A garden hoe features a blade between 2.5 and 8 inches wide that is curved or angled back at approximately a 45-degree angle. When in use, the blade makes contact with the soil and the user then pulls the blade back to pull up earth and cut through weeds. These devices are useful in keeping weeds down between rows. Smaller blades can be used to remove weeds between individual plants.
Nursery hoes look and function like regular garden hoes but feature sturdier blades and handles to manage more difficult soil. They have forged steel blades and can cut through heavy, low-lying growth more efficiently than garden hoes. They cost more than garden hoes, but remain relatively lightweight.
As the name implies, rather than having a flat blade at the end of its handle, a stirrup hoe has a blade that looks like a stirrup. At the end of the handle, this special blade creates a loop with a thin, flat surface approximately 1 inch wide making contact with the ground. It can be pushed or pulled with equal ease to remove weeds or to cultivate loose soil.
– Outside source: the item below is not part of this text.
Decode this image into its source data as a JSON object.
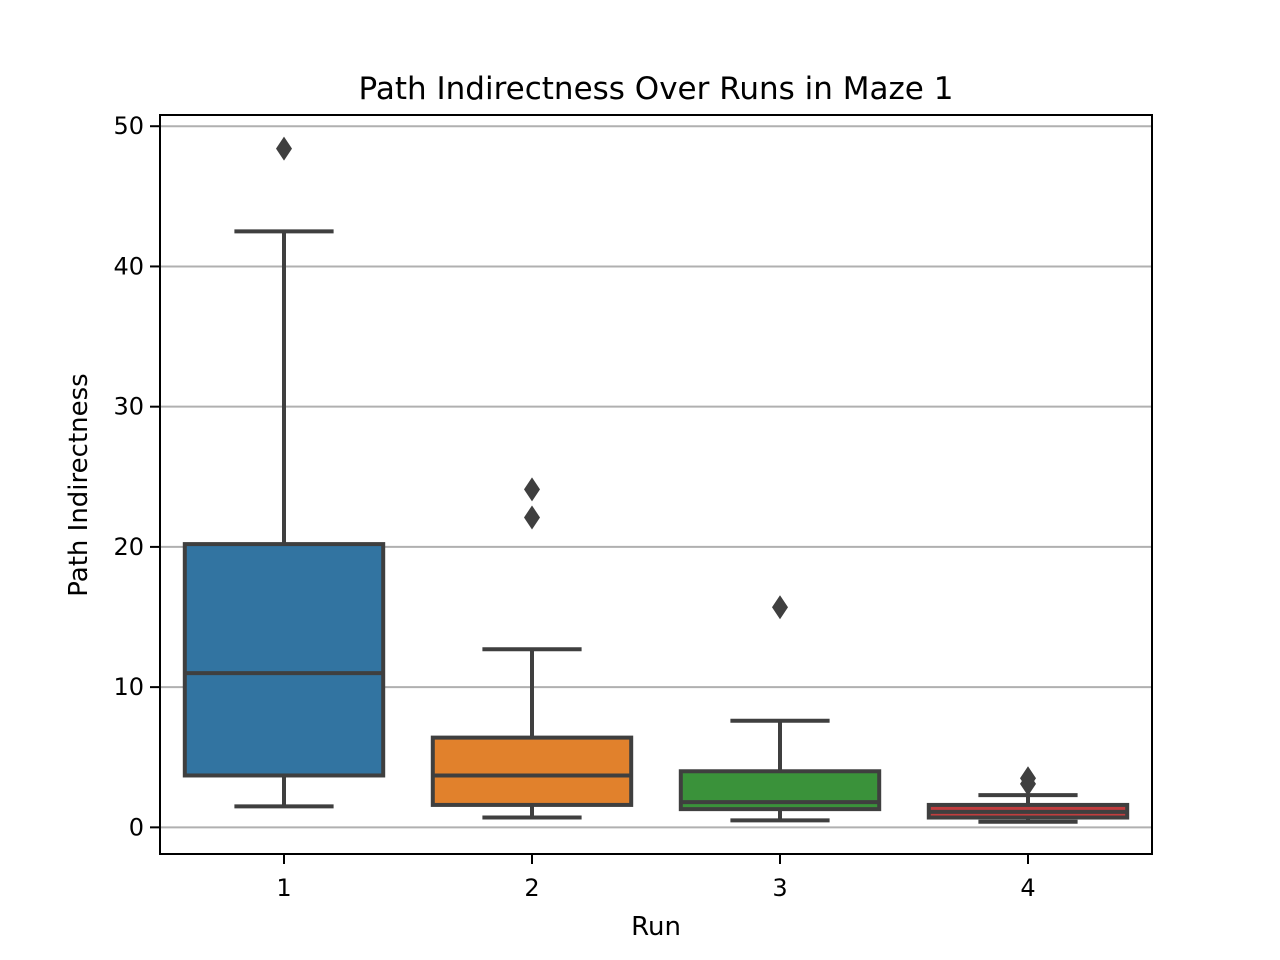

A similar variation is a circle hoe, which has a looped blade sharpened on both sides.
A Dutch hoe is designed to cut through the roots of plants and remove sod and top soil. It has a flat, sharp blade between 4 and 6 inches wide and contacts the ground so that the cutting blade can slide under the surface of the soil and slice away sections of unwanted weeds or grass. Depending on the direction of the sharpened edge, Dutch hoes may be pushed or pulled through a garden to cut seed paths and perform edging duties.
This hoe features a long, thin, flat blade that makes it look something like a razor used in shaving. The user sweeps the device from side to side in short motions to essentially shave up the soil and remove shallow weed growth. It is best used on loosely packed soil after the plants are in the ground rather than during initial cultivation. Most are designed to allow for replacement of the blades.
As the name implies, a diamond hoe has a diamond-shaped blade. The blade is sharpened on all four sides and may be pushed, pulled or swept across the soil. Diamond hoes do not move a great deal of soil compared to most other designs, but the blades can be quickly flipped and they tend to cause less strain on the user's neck.
A Warren hoe has a double-sided blade approximately 3 inches wide. One end of the blade is triangular and can be used to dig, trench or scrape. The other end has two points on the outer edge of the blade that look something like rabbit ears pointing straight upward. This side can be used to pull soil back over plantings in a single motion. Other two-sided hoes feature flat edges for chopping and more teeth for raking or getting under the roots of unwanted plants.